As a teenager, she was a size 6, and was involved in a number of sport and dance activities like her peers.

But some days, her legs felt like they had concrete in them.

Progressively, she put on more weight, until at the age of 23, she had liposuction which she thought might help.

It made things worse. Only six years ago, aged 33, she was diagnosed with Lipoedema, a disease only recognised by the World Health Organisation in 2019.

Ms Green is now wheelchair-bound, able to walk short distances of about 10-15 metres. It takes her two hours to shower. She is in the hands of a carer and makes frequent trips to medical appointments.

Three years ago, she ate a corn chip – just one – at a party and was thrown into debilitating pain which resulted in hospitalisation.

“I was a youth worker for 12 years, and I worked more than 100 hours a week. I loved my job,” she said, now unable to work and on NDIS.

“The hardest thing in the world to come to terms with has been an inability to be able to earn an income.”

Ms Green is trying to help others. She’s part of a group of women, Lipoedema Warriors south of Brisbane, does outreach at hospitals, and is now spreading awareness of the disease to a wider community as part of an awareness photoshoot.

Sadly, part of her job has been to educate those who are her carers – doctors and nurses who are unaware of the impacts of the disease and that she can’t be treated in the same way as other obese patients.

“They’ll check in my skin folds for bed sores unaware that they could tear the skin,” she said.

“They’re amazing, but they don’t know that when treating people like me, they have to do things a bit differently.”

If educating medical staff is the first step, the public seems a long way off.

“I see people looking at my legs and I know they are judging,” she said. At shopping centres and supermarkets, she has been verballed by strangers while trying to mobilise her wheelchair.

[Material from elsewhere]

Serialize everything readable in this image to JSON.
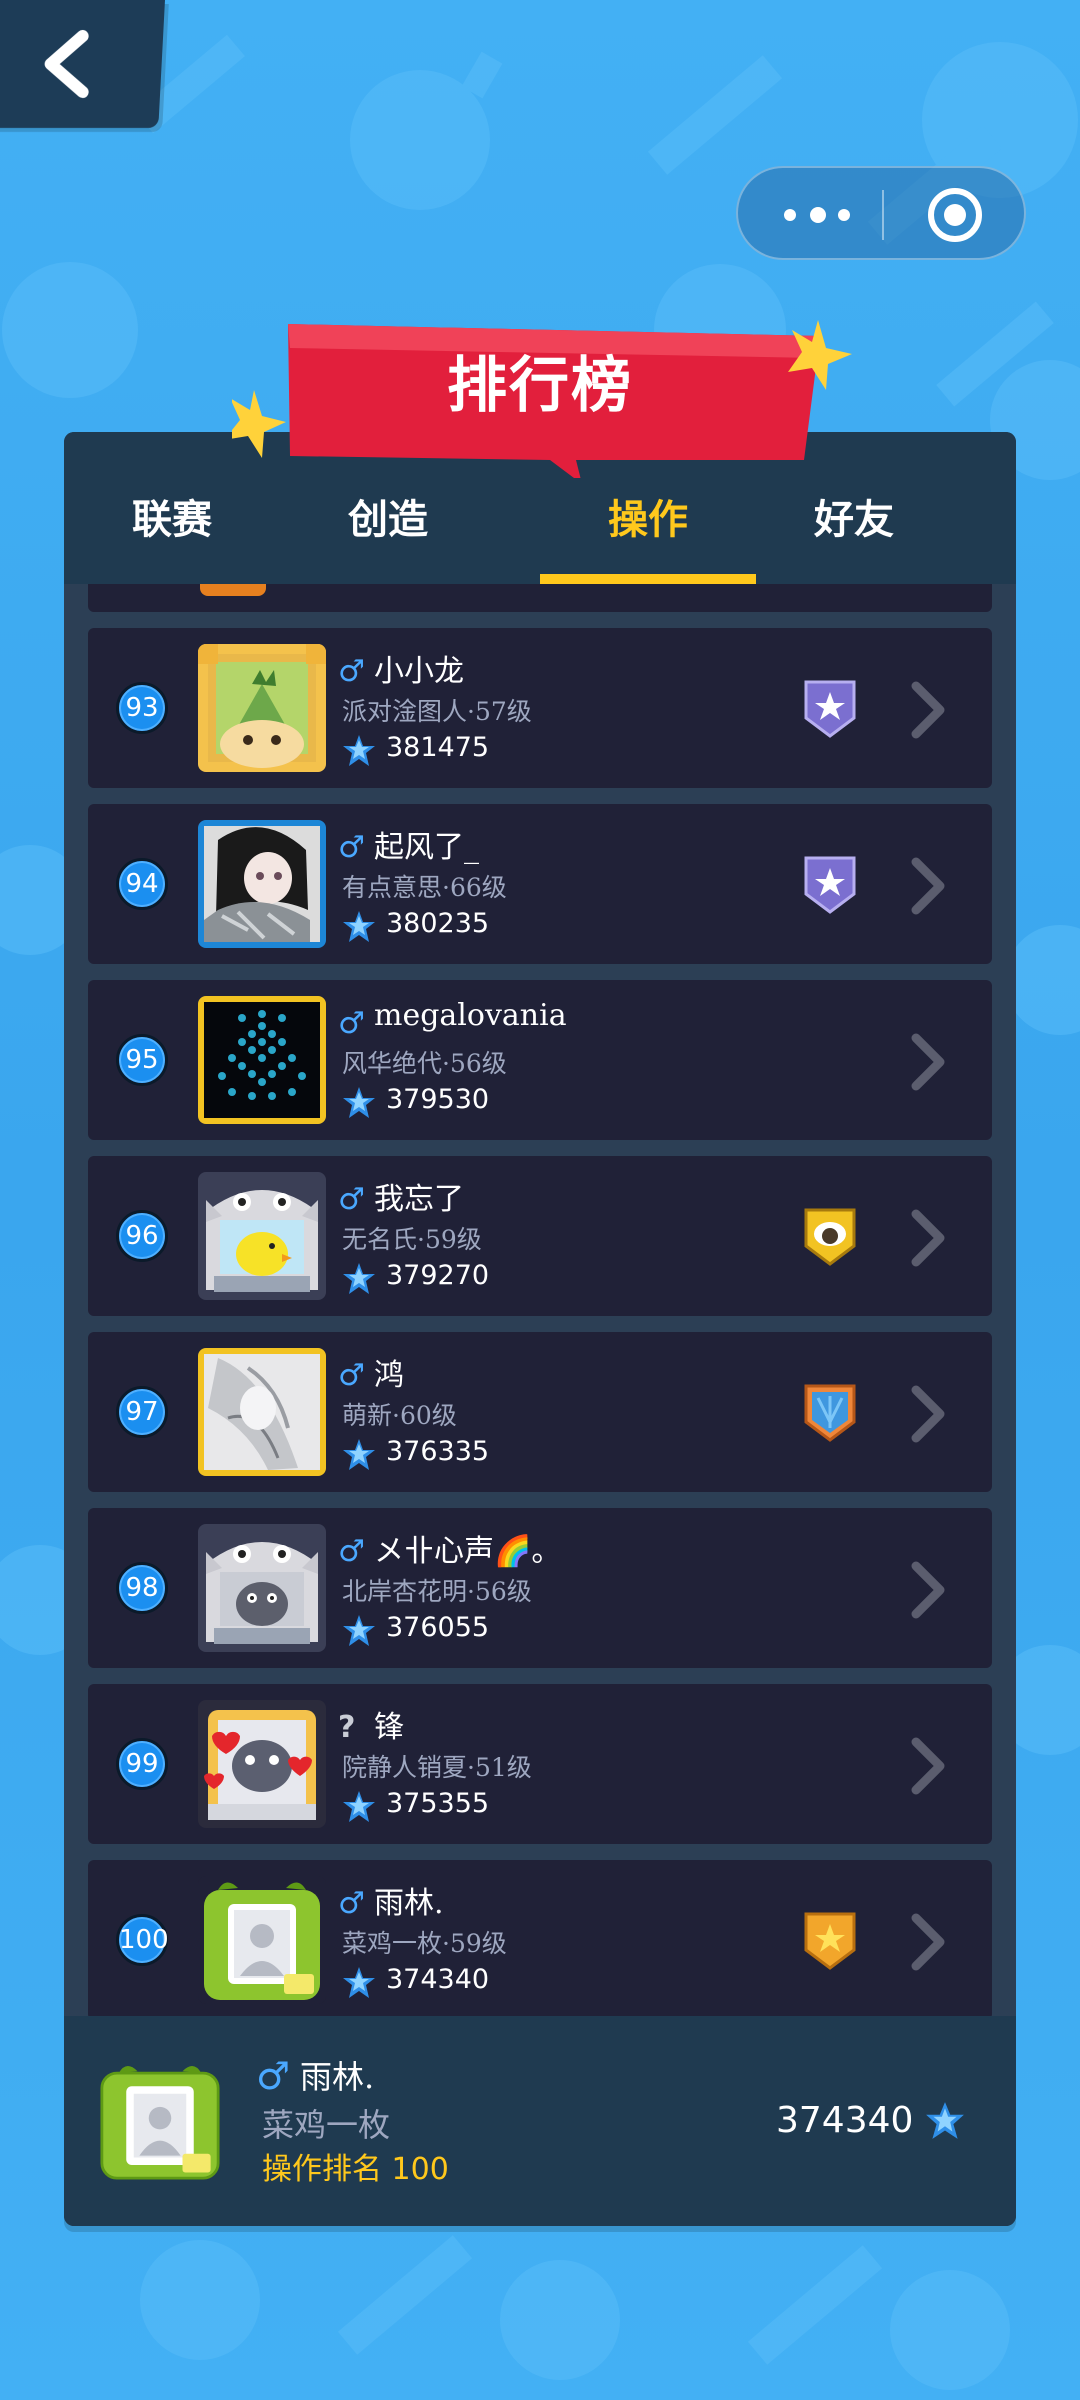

Growing up, the abuse has messed with her self-esteem, messages from doctors, friends and family that she must be doing something wrong – on the wrong diet, doing the wrong exercise.

At least now she knows what’s wrong, and she’s able to share her experiences with others.

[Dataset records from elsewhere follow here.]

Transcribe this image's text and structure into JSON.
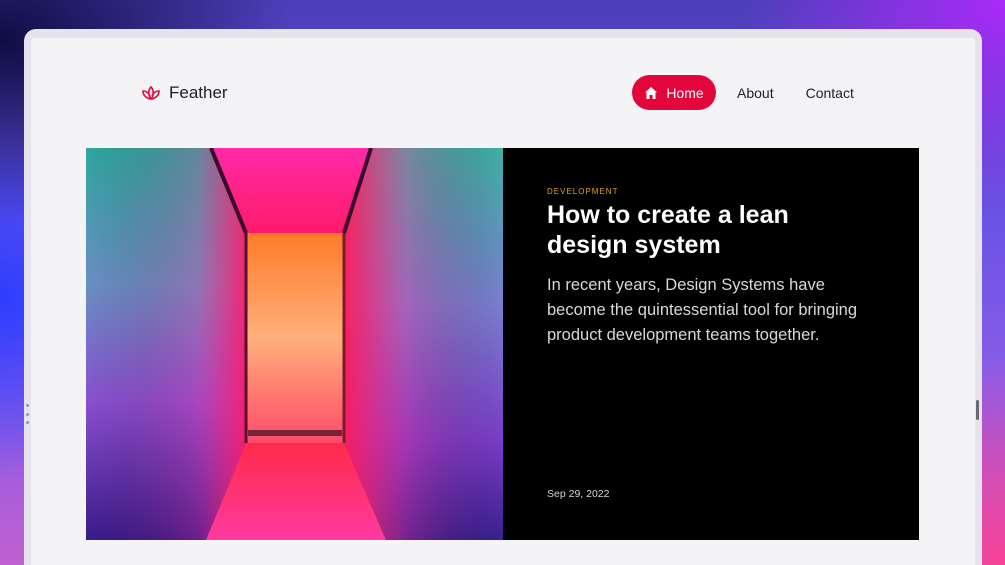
{
  "brand": {
    "name": "Feather",
    "logo_icon": "lotus-icon",
    "accent_color": "#e3063b"
  },
  "nav": {
    "home": {
      "label": "Home",
      "icon": "home-icon"
    },
    "about": {
      "label": "About"
    },
    "contact": {
      "label": "Contact"
    }
  },
  "featured_post": {
    "category": "DEVELOPMENT",
    "title": "How to create a lean design system",
    "excerpt": "In recent years, Design Systems have become the quintessential tool for bringing product development teams together.",
    "date": "Sep 29, 2022",
    "image": "neon-corridor-image"
  }
}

“I have good days and bad days,” Ms Green said.

“I wake some mornings in tears and I don’t even know why. But I keep going.”

Ms Green is on strict dietary measures to ensure her condition doesn’t worsen. In two weeks, she’s starting a psychological trial to help with the extreme stress which comes with the disease.

The photoshoot was organised by Brisbane-based Lipoedema expert Dr Chris Lekich.